Lockheed Martin's new deal with the Pentagon for F-35 fighters lowered the purchase price by nearly 8 percent yet should still be profitable for the defense contractor, according to industry analysts.
That said, experts say Friday's agreement — valued at $8.7 billion, by some analysts — will step up the pressure on the defense giant to continue cutting the F-35 Joint Strike Fighter's production costs and it risks margin erosion too.
"I'd say it's pretty aggressive price reductions," said Morningstar analyst Chris Higgins. "The key is Lockheed needs to reduce the costs at a faster rate than they are cutting the price."
Lockheed has been under pressure from President Donald Trump to reduce the costs of the F-35 — the Pentagon's largest weapons program ever. Trump also suggested that the government might want to buy some of Boeing's F-18 fourth-generation fighters as an alternative to the fifth-generation F-35 aircraft.

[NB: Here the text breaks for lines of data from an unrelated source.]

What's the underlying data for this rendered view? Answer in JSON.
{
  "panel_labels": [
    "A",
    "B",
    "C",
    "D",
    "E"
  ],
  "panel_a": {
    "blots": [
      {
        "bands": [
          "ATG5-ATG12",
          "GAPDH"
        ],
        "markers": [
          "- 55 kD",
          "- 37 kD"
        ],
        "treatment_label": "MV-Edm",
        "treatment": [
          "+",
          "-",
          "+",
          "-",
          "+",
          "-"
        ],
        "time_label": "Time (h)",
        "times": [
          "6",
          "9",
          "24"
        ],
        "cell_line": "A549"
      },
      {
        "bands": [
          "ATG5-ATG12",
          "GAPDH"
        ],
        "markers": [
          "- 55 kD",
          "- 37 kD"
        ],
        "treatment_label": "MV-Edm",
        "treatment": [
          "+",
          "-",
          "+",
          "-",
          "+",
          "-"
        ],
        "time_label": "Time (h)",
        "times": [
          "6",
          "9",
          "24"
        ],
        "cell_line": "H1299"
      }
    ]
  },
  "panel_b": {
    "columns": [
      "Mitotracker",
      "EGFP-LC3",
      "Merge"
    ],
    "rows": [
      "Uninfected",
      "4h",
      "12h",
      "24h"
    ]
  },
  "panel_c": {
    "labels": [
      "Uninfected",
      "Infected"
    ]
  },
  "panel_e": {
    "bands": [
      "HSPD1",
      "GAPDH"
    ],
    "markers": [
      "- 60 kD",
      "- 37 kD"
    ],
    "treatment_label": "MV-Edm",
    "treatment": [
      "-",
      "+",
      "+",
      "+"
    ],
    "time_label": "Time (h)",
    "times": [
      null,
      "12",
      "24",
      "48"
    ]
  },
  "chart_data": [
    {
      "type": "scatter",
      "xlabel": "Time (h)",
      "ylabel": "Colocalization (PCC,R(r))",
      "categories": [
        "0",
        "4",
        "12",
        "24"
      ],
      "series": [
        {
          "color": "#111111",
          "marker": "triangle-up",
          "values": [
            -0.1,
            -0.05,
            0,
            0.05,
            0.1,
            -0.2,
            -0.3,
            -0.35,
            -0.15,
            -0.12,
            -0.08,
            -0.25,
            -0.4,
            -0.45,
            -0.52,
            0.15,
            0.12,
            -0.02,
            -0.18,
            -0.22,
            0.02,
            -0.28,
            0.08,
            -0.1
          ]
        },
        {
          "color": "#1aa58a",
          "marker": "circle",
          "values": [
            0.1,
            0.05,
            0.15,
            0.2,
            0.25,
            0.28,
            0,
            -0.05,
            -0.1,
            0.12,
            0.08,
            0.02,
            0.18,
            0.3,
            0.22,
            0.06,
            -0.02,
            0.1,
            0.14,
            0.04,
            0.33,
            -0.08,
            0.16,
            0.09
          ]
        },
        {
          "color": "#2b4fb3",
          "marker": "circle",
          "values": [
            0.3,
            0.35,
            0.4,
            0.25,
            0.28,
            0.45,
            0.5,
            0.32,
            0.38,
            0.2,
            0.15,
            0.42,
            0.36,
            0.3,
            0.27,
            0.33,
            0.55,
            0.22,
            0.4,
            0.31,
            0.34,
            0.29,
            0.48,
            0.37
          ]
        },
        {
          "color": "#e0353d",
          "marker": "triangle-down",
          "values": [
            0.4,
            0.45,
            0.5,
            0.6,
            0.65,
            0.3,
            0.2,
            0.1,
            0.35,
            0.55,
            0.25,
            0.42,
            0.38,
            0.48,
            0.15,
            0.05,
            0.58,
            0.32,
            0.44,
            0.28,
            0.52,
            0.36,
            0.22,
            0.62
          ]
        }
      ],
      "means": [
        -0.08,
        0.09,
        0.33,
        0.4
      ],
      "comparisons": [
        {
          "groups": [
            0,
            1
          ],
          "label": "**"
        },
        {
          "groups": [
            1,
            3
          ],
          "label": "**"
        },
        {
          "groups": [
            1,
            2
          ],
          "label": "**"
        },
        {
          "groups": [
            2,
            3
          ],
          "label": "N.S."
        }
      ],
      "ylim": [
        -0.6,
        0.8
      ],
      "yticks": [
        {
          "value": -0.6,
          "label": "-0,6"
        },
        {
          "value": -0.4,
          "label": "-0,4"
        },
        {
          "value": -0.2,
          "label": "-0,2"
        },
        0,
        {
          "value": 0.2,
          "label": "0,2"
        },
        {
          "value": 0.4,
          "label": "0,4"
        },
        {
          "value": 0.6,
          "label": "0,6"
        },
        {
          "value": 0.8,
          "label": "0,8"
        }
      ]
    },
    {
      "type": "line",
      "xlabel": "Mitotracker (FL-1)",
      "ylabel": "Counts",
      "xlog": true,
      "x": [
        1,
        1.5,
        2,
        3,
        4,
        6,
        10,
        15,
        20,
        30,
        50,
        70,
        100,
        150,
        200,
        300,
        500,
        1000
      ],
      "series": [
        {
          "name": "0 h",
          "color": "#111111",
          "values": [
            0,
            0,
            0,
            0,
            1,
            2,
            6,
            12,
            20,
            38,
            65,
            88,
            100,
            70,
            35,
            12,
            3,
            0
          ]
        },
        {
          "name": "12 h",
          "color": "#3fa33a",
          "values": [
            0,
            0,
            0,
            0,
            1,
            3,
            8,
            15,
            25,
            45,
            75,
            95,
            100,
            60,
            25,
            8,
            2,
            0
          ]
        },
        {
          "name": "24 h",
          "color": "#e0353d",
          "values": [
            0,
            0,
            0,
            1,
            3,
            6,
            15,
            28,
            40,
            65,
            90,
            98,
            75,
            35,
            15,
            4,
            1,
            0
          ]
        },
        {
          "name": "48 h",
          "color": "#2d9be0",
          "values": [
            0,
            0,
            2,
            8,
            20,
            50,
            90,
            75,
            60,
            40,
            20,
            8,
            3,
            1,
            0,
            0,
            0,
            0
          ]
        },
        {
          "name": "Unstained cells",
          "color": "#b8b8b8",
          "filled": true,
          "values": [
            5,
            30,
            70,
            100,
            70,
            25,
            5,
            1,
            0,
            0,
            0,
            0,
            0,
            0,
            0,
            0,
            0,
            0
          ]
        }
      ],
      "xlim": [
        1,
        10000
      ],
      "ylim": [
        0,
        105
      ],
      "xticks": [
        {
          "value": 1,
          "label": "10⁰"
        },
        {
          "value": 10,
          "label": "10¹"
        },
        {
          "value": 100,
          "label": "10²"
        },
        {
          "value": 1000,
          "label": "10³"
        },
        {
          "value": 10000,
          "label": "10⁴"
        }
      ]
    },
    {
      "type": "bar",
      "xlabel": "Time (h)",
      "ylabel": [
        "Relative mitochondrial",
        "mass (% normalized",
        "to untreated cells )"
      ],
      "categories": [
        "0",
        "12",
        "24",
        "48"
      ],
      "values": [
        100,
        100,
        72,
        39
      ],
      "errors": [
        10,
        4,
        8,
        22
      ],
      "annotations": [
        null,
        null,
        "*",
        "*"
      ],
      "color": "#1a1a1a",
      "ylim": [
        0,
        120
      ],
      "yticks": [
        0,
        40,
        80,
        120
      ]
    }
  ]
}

"We're pleased to have reached an agreement with the U.S. Department of Defense for the next 90 F-35 aircraft," Lockheed said in a statement. "The agreement represents $728 million in savings and a nearly 8 percent reduction in price over our last contract for the air vehicle delivered by Lockheed Martin and our industry partners."
Added Lockheed, "The increase in the number of aircraft in this agreement enables us to reduce costs by taking advantage of economies of scale and production efficiencies."